Penulis: Nik Martin/DW Indonesia
WASHINGTON DC, KOMPAS.com - Untuk kali kedua dalam empat tahun, aplikasi populer TikTok harus bertaruh nasib di Amerika Serikat.
Setelah mantan Presiden Donald Trump gagal memaksakan penjualan TikTok AS jelang pemilu pada 2020 silam, pada Rabu (13/3/2024) Kongres meloloskan legislasi yang mewajibkan perusahaan China, ByteDance, melepas saham mayoritasnya dalam enam bulan atau terancam diblokir secara nasional.
Meski demikian, UU tersebut masih harus melalui kamar kedua parlemen, yakni Senat. Presiden Joe Biden sendiri berjanji akan meratifikasi pengesahan RUU jika diloloskan oleh Kongres.
Baca juga: DPR AS Loloskan RUU Larangan TikTok
Sejak diluncurkan pada 2016, TikTok kini memiliki lebih satu miliar pengguna di dunia, termasuk 170 juta di Amerika Serikat.
Menurut survei, pengguna di AS rata-rata menghabiskan waktu di TikTok antara 60 sampai 80 menit per hari. Dibandingkan Instagram, rata-rata durasi penggunaan berkisar antara 30-40 menit setiap hari.
Dinas intelijen AS berulang kali memperingatkan betapa TikTok telah menjadi instrumen politik Pemerintah China yang bisa digunakan untuk menggerus demokrasi.
Hal ini kembali ditegaskan oleh kantor Direktorat Intelijen Nasional pekan ini, ketika melaporkan derasnya propaganda Beijing yang membidik kandidat Partai Demokrat dan Republik jelang pemilu sela 2022 silam. Dikhawatirkan, cara serupa akan kembali digunakan pada pemilu kepresidenan, November mendatang.
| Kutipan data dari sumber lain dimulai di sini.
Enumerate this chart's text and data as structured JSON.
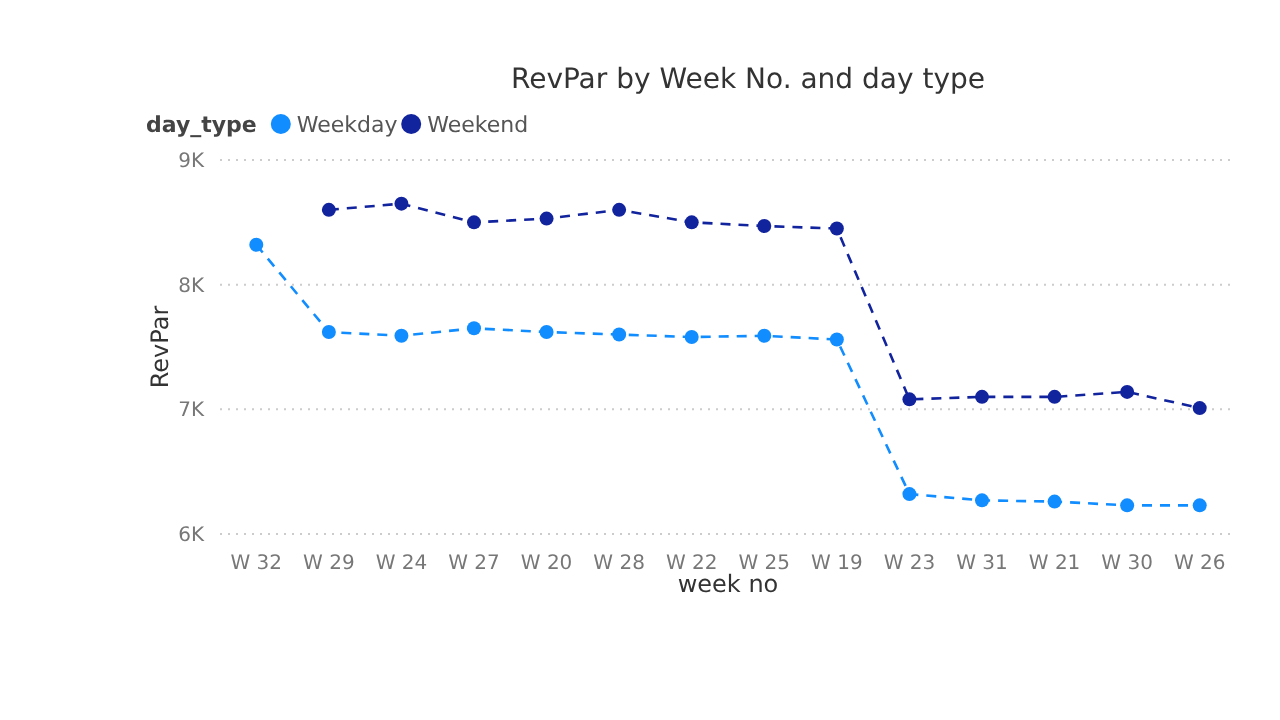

RUU larangan TikTok mendapat dukungan lintas partai dan lolos melalui Kongres dengan suara dari kedua partai politik.
Legislasi itu menjadi momen "langka" yang menyatukan dua rival politik terbesar AS, kata Gene Munster dari lembaga pengelola aset, Deepwater, dalam sebuah unggahan di YouTube. "Pada dasarnya, legislasi ini melanjutkan politik tegas terhadap China."
Namun, sejumlah anggota Senat menilai besar risiko politik jika negara melarang aplikasi media sosial yang populer jelang pemilihan umum.
Juru bicara Gedung Putih, Jake Sullivan, mengaku RUU tersebut dirancang untuk mengakhiri kepemilikan China, bukan diniatkan sebagai larangan.
"Apakah kita mau TikTok dimiliki perusahaan Amerika atau China? Apakah kita ingin data-data pribadi warga tetap disimpan di Amerika atau di China?" tandasnya kepada wartawan.
TikTok sebelumnya sudah menegaskan, pihaknya tidak berniat memindahkan data pengguna AS ke luar negeri, apalagi ke China.
Baca juga: Intelijen AS Ungkap Potensi China Manfaatkan TikTok Pengaruhi Pilpres AS
Lembaga advokasi Uni Kebebasan Sipil Amerika, ACLU, memperingatkan betapa larangan "akan melanggar hak sipil dalam Amandemen Pertama bagi ratusan juta warga yang menggunakan aplikasi ini untuk berkomunikasi dan mengekspresikan diri mereka setiap hari."